自民党は党再生のタイムリーな妙手とでも言いたいらしい。
しかし、以前にも本欄で指摘した通り、同党が独自のシンクタンクを新設することには強い違和感を抱かざるを得ない。
なぜなら、政党は本来、シンクタンクの機能を党組織に内包していなければならないからだ。政策能力の劣化をシンクタンクの党外設置で取り繕うつもりなら、政党としては無責任だ。
同党内には「シンクタンクは屋上屋を架す」との反対論があったが、そうした声は市民権を得られなかったらしい。
シンクタンク構想は前党改革実行本部長の安倍晋三官房長官の肝いりで昨年から本格化していた。「官僚依存からの脱却」が大きな狙いだった。
同党政務調査会の各部会などは省庁対応型の組織で、官僚の政策支配を免れない仕組みだったのは確かだ。
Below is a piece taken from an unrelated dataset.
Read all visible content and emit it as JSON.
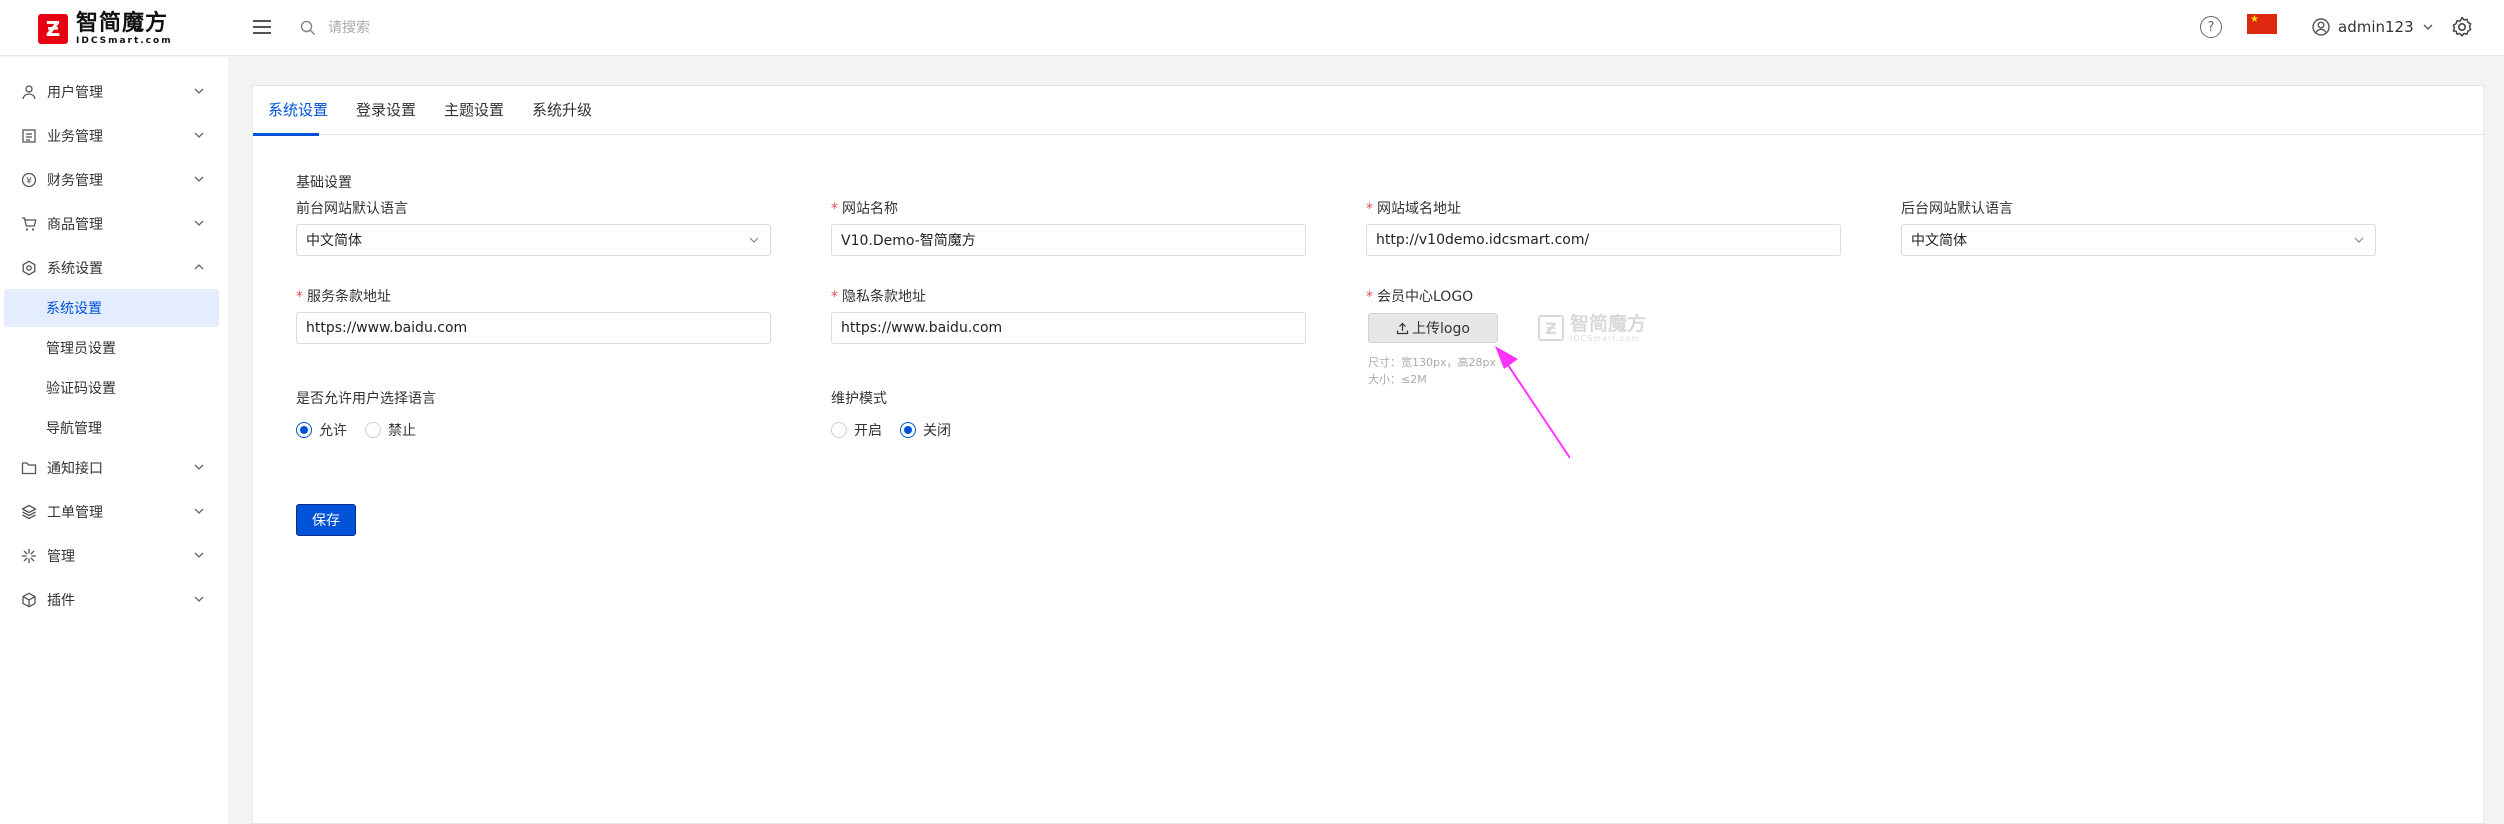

党内派閥も全盛期には官僚機構と癒着し、政・官・業のトライアングルが日本政治を動かしてきた。
それが、人口減少社会で経済成長を持続するには、利や財の分配を基本構造とする旧来の政策決定システムが転換を迫られることになる。派閥も衰退してきた。政治家にも、官僚に頼らず政策判断ができる「政策力」が求められるようになった。
中川秀直党政調会長が「霞が関が日本最高のシンクタンクだった時代は終わりを告げようとしている」と発言しているのも、官僚政治脱却は避けて通れないとの時代認識からだろう。
しかし、だからと言って政党シンクタンクにその荷を負わせようとするのはどうだろう。
官僚依存型の政策が自民党にはびこり続けたのは、同党が長年、官僚機構と一心同体で権力のうまみに浸ってきたからだけではない。官僚機構が国民の願いや声を代弁してきたと思いこみすぎてきたからではないか。
都市、農産漁村、業界、地方議会などの分厚い自民党支持層が常に官僚機構の後ろ盾を意識してきたのは事実だ。しかし、その支持層は同時に、同党が官僚機構に頼らなくても、国民の政策的な要求や必要性を全国津々浦々から提供できる幅広い国民的ネットワークでもある。
脱官僚や脱派閥を前提に、国民的ネットワークを再生して政策活動に努めれば、必ずしもシンクタンクなど必要あるまい。
先の衆院選の大勝によって政治的弛緩(しかん)症を患いつつある自民党だが、シンクタンク新設は少なくとも本来の「自民党らしさ」とは無縁である。